M Travel’s pending appeal comes after maintenance issues caused TC Kevin Rooney to revoke the company’s licence and disqualify its Directors and TM
The Upper Tribunal has refused to grant a stay enabling Castleford-based M Travel to continue operating, pending the hearing of its appeal.
The appeal comes against the decision of Traffic Commissioner (TC) Kevin Rooney, after revoking the 26-vehicle international licence and the disqualification of the company and its Directors Darren Mayes and Margaret Brown from holding a PSV O-Licence, and the disqualification of its Transport Manager (TM) Anthony Dee from acting as a TM until he had retaken a TM’s CPC qualification course.

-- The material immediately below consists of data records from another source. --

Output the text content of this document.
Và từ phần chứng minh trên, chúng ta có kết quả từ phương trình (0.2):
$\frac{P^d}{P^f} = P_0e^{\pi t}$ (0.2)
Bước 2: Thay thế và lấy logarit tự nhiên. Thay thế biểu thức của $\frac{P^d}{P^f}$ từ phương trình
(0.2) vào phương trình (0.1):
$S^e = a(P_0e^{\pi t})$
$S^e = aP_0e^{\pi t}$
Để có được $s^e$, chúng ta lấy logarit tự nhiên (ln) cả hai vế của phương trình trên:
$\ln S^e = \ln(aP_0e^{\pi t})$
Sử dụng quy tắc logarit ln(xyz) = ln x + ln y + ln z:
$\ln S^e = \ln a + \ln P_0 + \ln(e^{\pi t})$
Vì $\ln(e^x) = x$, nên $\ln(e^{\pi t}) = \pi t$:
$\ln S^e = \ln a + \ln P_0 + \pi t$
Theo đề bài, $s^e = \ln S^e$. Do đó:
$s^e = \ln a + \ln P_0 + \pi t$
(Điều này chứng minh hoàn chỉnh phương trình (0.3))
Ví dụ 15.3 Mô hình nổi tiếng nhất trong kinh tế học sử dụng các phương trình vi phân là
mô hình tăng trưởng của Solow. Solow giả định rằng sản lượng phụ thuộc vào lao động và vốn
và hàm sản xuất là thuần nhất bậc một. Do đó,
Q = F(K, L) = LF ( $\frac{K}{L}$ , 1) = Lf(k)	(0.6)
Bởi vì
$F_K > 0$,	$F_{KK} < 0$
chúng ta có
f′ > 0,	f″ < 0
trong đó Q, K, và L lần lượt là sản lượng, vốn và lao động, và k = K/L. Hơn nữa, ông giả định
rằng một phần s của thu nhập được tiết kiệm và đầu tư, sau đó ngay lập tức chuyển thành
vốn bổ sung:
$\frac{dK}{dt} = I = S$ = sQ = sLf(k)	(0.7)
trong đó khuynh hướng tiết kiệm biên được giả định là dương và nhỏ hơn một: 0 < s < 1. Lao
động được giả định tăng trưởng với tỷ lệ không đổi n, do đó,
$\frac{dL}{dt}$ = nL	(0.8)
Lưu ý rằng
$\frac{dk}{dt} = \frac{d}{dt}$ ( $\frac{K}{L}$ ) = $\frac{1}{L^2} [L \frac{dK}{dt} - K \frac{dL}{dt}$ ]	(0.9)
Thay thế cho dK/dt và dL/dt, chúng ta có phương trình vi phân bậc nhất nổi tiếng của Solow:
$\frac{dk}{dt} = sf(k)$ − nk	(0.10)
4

In his decision, the TC said that an inspection report showed that a vehicle had been inspected and subject to a decelerometer brake test recording a service brake efficiency of 29%. The legal minimum was 50%.

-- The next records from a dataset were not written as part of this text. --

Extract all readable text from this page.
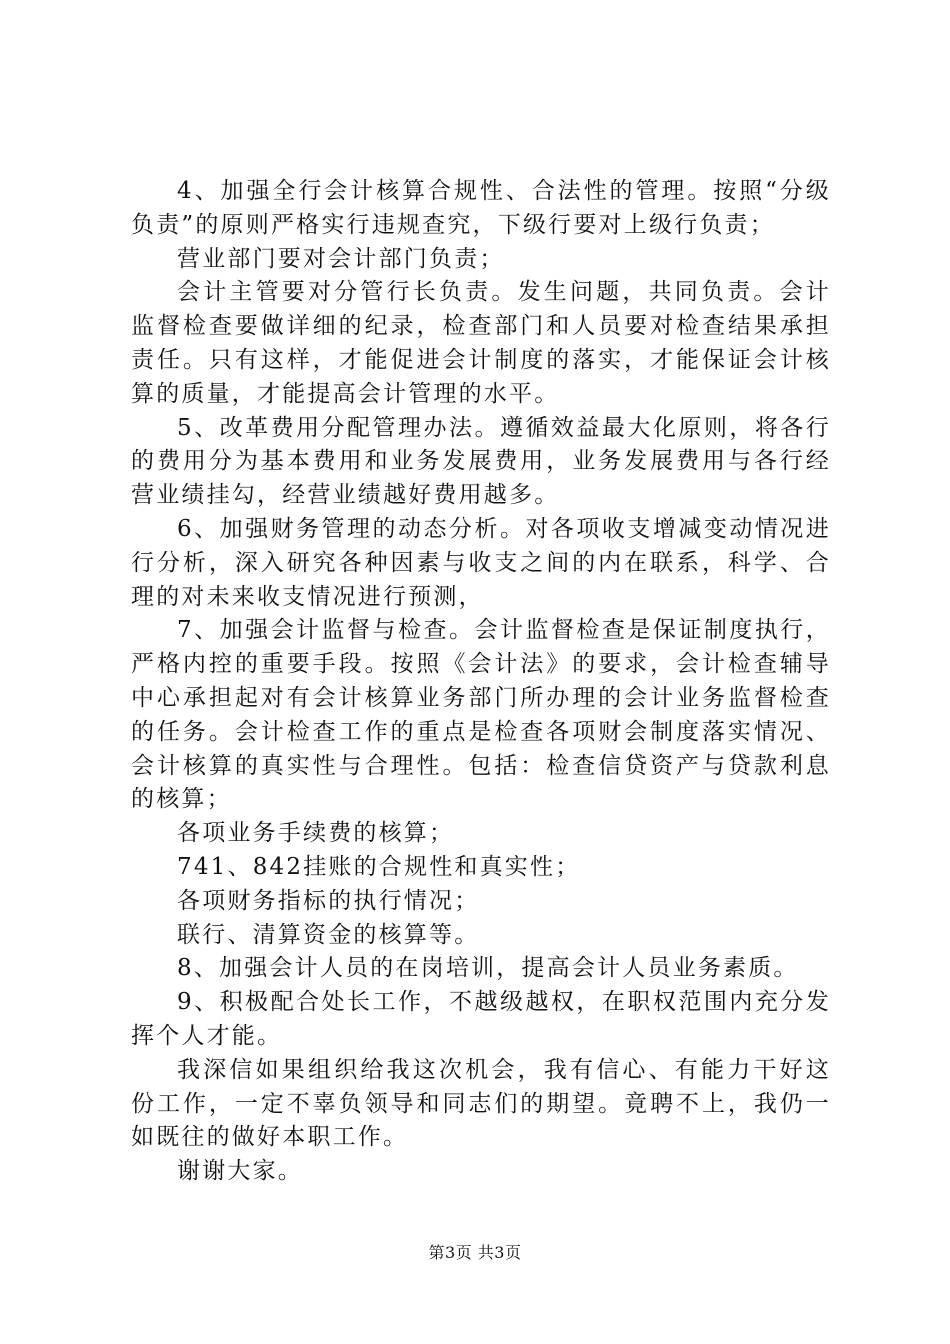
4、加强全行会计核算合规性、合法性的管理。按照“分级负责”的原则严格实行违规查究，下级行要对上级行负责；

营业部门要对会计部门负责；

会计主管要对分管行长负责。发生问题，共同负责。会计监督检查要做详细的纪录，检查部门和人员要对检查结果承担责任。只有这样，才能促进会计制度的落实，才能保证会计核算的质量，才能提高会计管理的水平。

5、改革费用分配管理办法。遵循效益最大化原则，将各行的费用分为基本费用和业务发展费用，业务发展费用与各行经营业绩挂勾，经营业绩越好费用越多。

6、加强财务管理的动态分析。对各项收支增减变动情况进行分析，深入研究各种因素与收支之间的内在联系，科学、合理的对未来收支情况进行预测，

7、加强会计监督与检查。会计监督检查是保证制度执行，严格内控的重要手段。按照《会计法》的要求，会计检查辅导中心承担起对有会计核算业务部门所办理的会计业务监督检查的任务。会计检查工作的重点是检查各项财会制度落实情况、会计核算的真实性与合理性。包括：检查信贷资产与贷款利息的核算；

各项业务手续费的核算；

741、842挂账的合规性和真实性；

各项财务指标的执行情况；

联行、清算资金的核算等。

8、加强会计人员的在岗培训，提高会计人员业务素质。

9、积极配合处长工作，不越级越权，在职权范围内充分发挥个人才能。

我深信如果组织给我这次机会，我有信心、有能力干好这份工作，一定不辜负领导和同志们的期望。竟聘不上，我仍一如既往的做好本职工作。

谢谢大家。

第3页 共3页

The vehicle was signed off as roadworthy. On that inspection report, conducted several weeks after the 4mm tyre replacement policy was implemented, two tyres were recorded as having 1mm of tread. The tyre resulting in the ‘S’ marked prohibition was very obviously and visibly in an unserviceable condition.
The vehicle earlier underwent a periodic safety inspection where that tyre was recorded as having 2mm of tread. That appeared not to raise any concern on behalf of the maintenance staff, yet it was clear that the vehicle could not make it to its next safety inspection six weeks later without the tyre becoming illegal.
Alarm bells should have been ringing about that serious defect on seven occasions spanning a full fortnight before the vehicle was prohibited. That was clear evidence of a maintenance system that was not fit for purpose if, indeed, it was a maintenance system at all rather than simply a paperwork exercise. The company’s prohibition rate had worsened threefold. The MoT failure was three times worse than the national average.
Refusing to stay the decision, the Tribunal said that the grounds of appeal did not suggest that the vast majority of the basic findings of fact were wrong. The basic findings of fact could not be said to be plainly wrong on the evidence before the TC.
There was no immediately apparent error in the decision. They were not persuaded that the prospects of success were sufficient to outweigh the possible risk to staff and public safety or to fair competition if a stay was granted and if the company could not be relied upon to operate in compliance with legal requirements.